The contradictory attitudes toward the Electra represented the ambiguous position of Braniff—and other airlines—in the face of rising concern about the plane. Egged on by its lawyers, Braniff was trying to collect damages for the crash. At the same time, Braniff was working with Northwest, National and American Airlines to counteract public worry over the plane’s safety, sending out “truth squads” of pilots who are sold on the Electra.

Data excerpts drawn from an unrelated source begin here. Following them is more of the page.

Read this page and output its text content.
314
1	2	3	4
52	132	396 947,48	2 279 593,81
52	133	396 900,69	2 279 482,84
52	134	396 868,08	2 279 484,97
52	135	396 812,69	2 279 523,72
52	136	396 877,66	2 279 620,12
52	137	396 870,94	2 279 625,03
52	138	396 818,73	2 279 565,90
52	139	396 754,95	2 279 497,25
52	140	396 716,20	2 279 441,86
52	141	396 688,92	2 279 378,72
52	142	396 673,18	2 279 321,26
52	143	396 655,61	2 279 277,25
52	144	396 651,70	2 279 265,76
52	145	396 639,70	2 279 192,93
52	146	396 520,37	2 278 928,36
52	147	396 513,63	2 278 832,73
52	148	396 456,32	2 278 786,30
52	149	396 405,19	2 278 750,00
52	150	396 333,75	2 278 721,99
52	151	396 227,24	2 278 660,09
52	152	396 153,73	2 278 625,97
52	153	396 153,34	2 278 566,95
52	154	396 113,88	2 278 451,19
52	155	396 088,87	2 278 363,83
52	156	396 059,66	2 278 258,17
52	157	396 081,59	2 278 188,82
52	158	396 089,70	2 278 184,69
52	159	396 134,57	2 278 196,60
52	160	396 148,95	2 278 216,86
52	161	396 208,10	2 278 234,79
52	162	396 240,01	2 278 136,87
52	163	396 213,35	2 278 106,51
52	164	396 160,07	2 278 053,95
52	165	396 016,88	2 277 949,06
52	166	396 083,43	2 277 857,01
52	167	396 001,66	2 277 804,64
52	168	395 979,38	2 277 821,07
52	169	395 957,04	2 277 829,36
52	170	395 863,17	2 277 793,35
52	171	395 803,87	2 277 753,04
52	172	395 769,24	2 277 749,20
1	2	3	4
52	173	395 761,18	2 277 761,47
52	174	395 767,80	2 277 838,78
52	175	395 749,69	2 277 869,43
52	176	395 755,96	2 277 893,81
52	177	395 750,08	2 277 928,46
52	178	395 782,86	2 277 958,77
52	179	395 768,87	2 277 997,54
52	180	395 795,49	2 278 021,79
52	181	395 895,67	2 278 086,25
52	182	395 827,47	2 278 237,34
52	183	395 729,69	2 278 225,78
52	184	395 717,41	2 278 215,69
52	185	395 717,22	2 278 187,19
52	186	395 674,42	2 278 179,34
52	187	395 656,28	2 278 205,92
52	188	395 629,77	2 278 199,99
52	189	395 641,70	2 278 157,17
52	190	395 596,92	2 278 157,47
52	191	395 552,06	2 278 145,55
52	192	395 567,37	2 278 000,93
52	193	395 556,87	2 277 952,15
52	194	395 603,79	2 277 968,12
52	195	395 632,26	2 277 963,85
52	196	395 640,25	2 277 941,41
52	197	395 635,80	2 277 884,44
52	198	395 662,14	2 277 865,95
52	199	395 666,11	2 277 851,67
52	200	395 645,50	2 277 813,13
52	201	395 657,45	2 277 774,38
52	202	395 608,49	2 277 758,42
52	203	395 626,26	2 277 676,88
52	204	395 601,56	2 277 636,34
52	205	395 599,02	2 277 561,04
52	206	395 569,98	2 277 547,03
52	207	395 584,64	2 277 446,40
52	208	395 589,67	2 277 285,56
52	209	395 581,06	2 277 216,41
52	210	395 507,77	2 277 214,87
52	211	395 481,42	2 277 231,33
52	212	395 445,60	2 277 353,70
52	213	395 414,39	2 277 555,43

The airlines’ case for the Electra got a boost from both the Federal Aviation Agency and the Civil Aeronautics Board last week. Both agreed that the Electra crash in Boston was definitely caused by starlings that choked the plane’s engines. As if to underscore their findings, an Eastern Airlines DC-8 jet struck a flock of birds last week as it taxied for a take-off from Boston’s Logan International Airport, slammed to a stop on the runway only in the nick of time. Alarmed, Logan authorities established roving bands of shotgun-armed guards who have orders to shoot at birds on sight.